In a double blind placebo study, Han et al. (2016) found BTX-A significantly improved post SCI neuropathic pain based on average pain ratings on the VAS at 4 and 8 weeks. The study found no significant improvements in quality of life. Marciniak et al. (2008) treated 29 SCI patients with Botulinum toxin type A injections to treat focal spasticity. Pain was improved by 83.3%.

Conclusion

There is conflicting level 4 evidence (from two case series studies and one pre-post study; Boviatsis et al. 2005; Plassat et al. 2004; Loubser & Akman 1996) that intrathecal baclofen reduces dysesthetic pain post-SCI.

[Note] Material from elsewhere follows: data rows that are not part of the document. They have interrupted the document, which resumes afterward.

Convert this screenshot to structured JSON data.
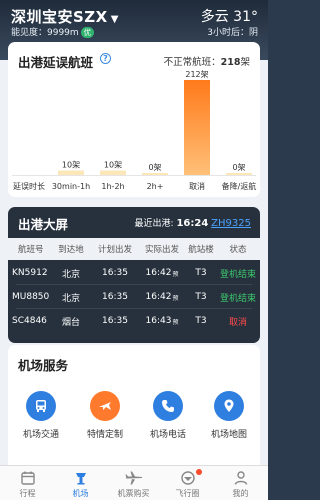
{
  "header": {
    "airport": "深圳宝安SZX",
    "visibility_label": "能见度：9999m",
    "visibility_badge": "优",
    "weather_now": "多云 31°",
    "weather_later": "3小时后：阴"
  },
  "delay_card": {
    "title": "出港延误航班",
    "abnormal_label": "不正常航班：",
    "abnormal_count": "218",
    "abnormal_unit": "架"
  },
  "chart_data": {
    "type": "bar",
    "categories": [
      "延误时长",
      "30min-1h",
      "1h-2h",
      "2h+",
      "取消",
      "备降/返航"
    ],
    "values": [
      null,
      10,
      10,
      0,
      212,
      0
    ],
    "data_labels": [
      "",
      "10架",
      "10架",
      "0架",
      "212架",
      "0架"
    ],
    "colors": {
      "normal": "#fbe7b8",
      "highlight": "#ff7a1a",
      "highlight_top": "#ffc078"
    },
    "ylim": [
      0,
      212
    ]
  },
  "departures": {
    "title": "出港大屏",
    "latest_label": "最近出港:",
    "latest_time": "16:24",
    "latest_flight": "ZH9325",
    "columns": [
      "航班号",
      "到达地",
      "计划出发",
      "实际出发",
      "航站楼",
      "状态"
    ],
    "rows": [
      {
        "flight": "KN5912",
        "dest": "北京",
        "planned": "16:35",
        "actual": "16:42",
        "actual_sup": "预",
        "terminal": "T3",
        "status": "登机结束",
        "status_type": "done"
      },
      {
        "flight": "MU8850",
        "dest": "北京",
        "planned": "16:35",
        "actual": "16:42",
        "actual_sup": "预",
        "terminal": "T3",
        "status": "登机结束",
        "status_type": "done"
      },
      {
        "flight": "SC4846",
        "dest": "烟台",
        "planned": "16:35",
        "actual": "16:43",
        "actual_sup": "预",
        "terminal": "T3",
        "status": "取消",
        "status_type": "cancel"
      }
    ]
  },
  "services": {
    "title": "机场服务",
    "items": [
      {
        "label": "机场交通",
        "icon": "bus-icon",
        "color": "#2f7fe0"
      },
      {
        "label": "特情定制",
        "icon": "plane-custom-icon",
        "color": "#ff7a2d"
      },
      {
        "label": "机场电话",
        "icon": "phone-icon",
        "color": "#2f7fe0"
      },
      {
        "label": "机场地图",
        "icon": "map-pin-icon",
        "color": "#2f7fe0"
      }
    ]
  },
  "nav": {
    "items": [
      {
        "label": "行程",
        "icon": "calendar-icon"
      },
      {
        "label": "机场",
        "icon": "control-tower-icon",
        "active": true
      },
      {
        "label": "机票购买",
        "icon": "airplane-icon"
      },
      {
        "label": "飞行圈",
        "icon": "community-icon"
      },
      {
        "label": "我的",
        "icon": "user-icon"
      }
    ]
  }
}
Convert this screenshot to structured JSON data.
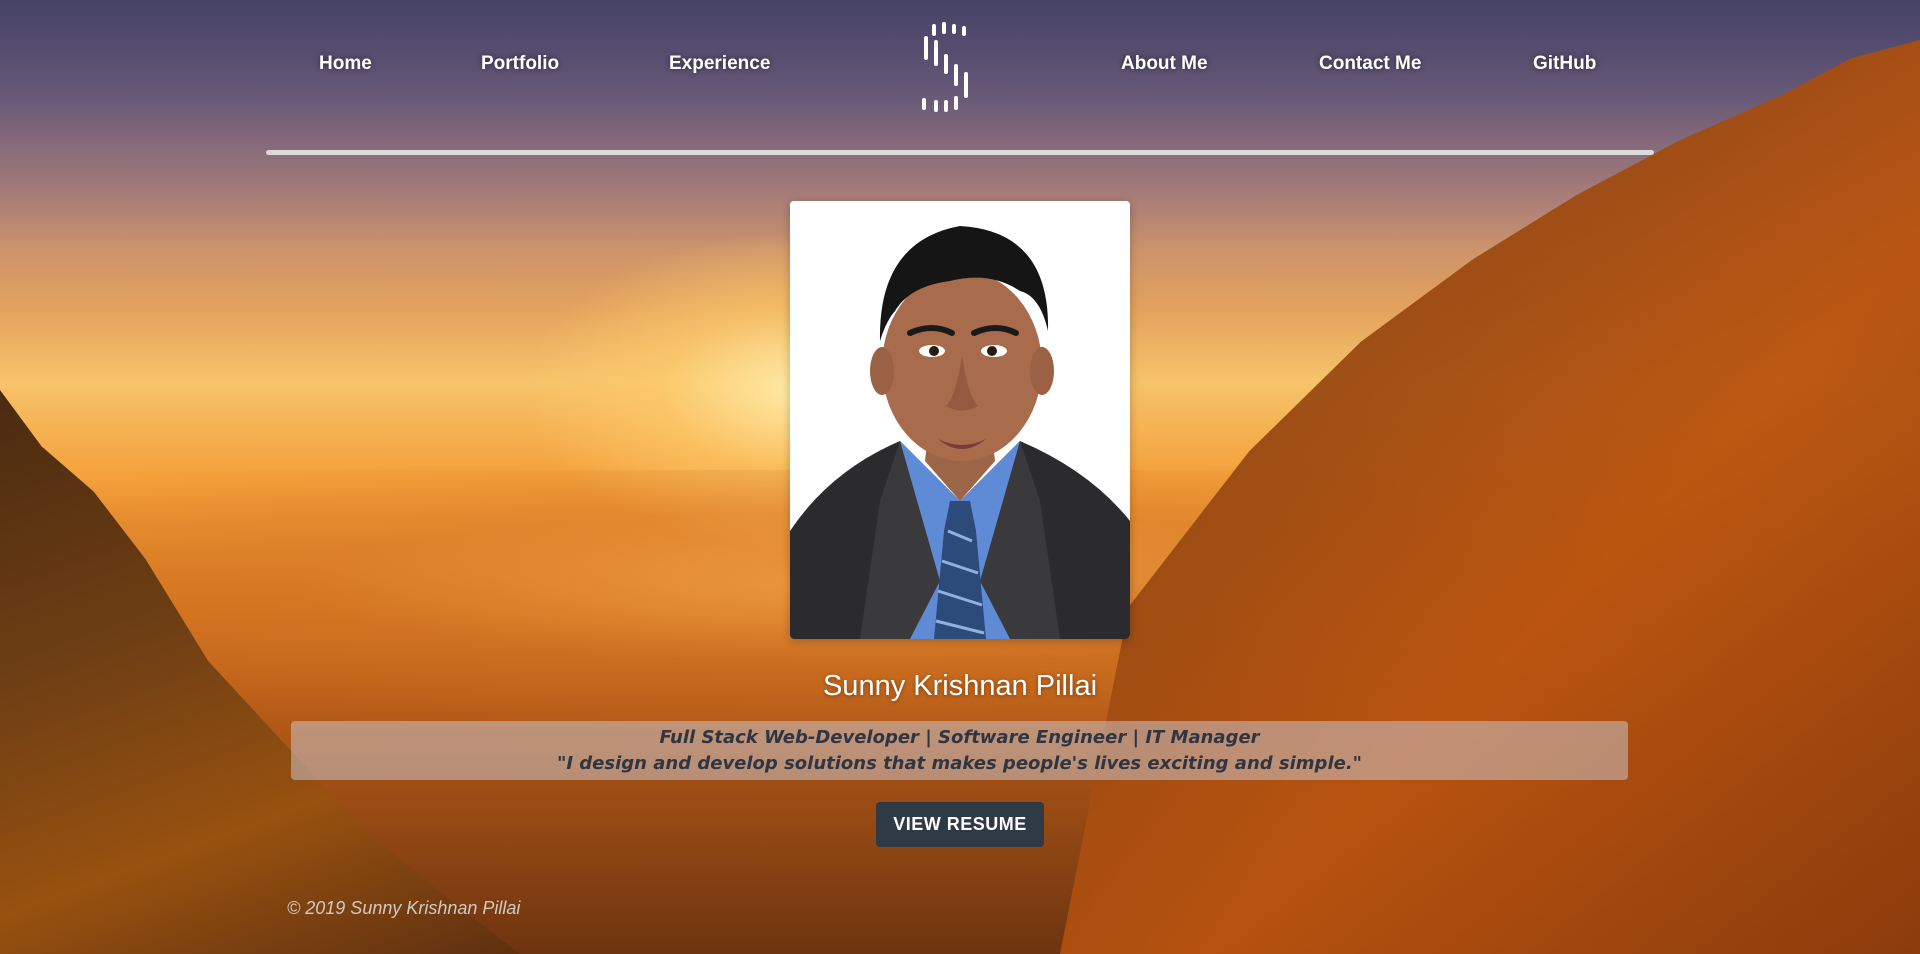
{
  "nav": {
    "links": [
      {
        "label": "Home"
      },
      {
        "label": "Portfolio"
      },
      {
        "label": "Experience"
      },
      {
        "label": "About Me"
      },
      {
        "label": "Contact Me"
      },
      {
        "label": "GitHub"
      }
    ],
    "logo_icon": "stylized-s-logo-icon"
  },
  "hero": {
    "photo_icon": "profile-photo",
    "name": "Sunny Krishnan Pillai",
    "role": "Full Stack Web-Developer | Software Engineer | IT Manager",
    "quote": "\"I design and develop solutions that makes people's lives exciting and simple.\"",
    "button_label": "VIEW RESUME"
  },
  "footer": {
    "copyright": "© 2019 Sunny Krishnan Pillai"
  },
  "colors": {
    "button_bg": "#2f3a45",
    "text_dark": "#2f3542",
    "nav_text": "#ffffff"
  }
}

There is level 4 evidence (from one pre-post study; Loubser & Akman 1996) that intrathecal baclofen reduces musculoskeletal pain post-SCI in conjunction with spasticity reduction.

There is level 4 evidence (from one case series study; Uchikawa et al. 2009) that motor point phenol block is effective in reducing short term spastic shoulder pain post SCI.

There is level 1 evidence (from one RCT; Han et al. 2016) that local botulinum toxin injections may reduce neuropathic pain post SCI.

Intrathecal Baclofen improves musculoskeletal pain post SCI and may help
dysethetic pain related to spasticity.

Motor point phenol block reduces spastic shoulder pain.

Botulinum toxin injections reduce neuropathic pain.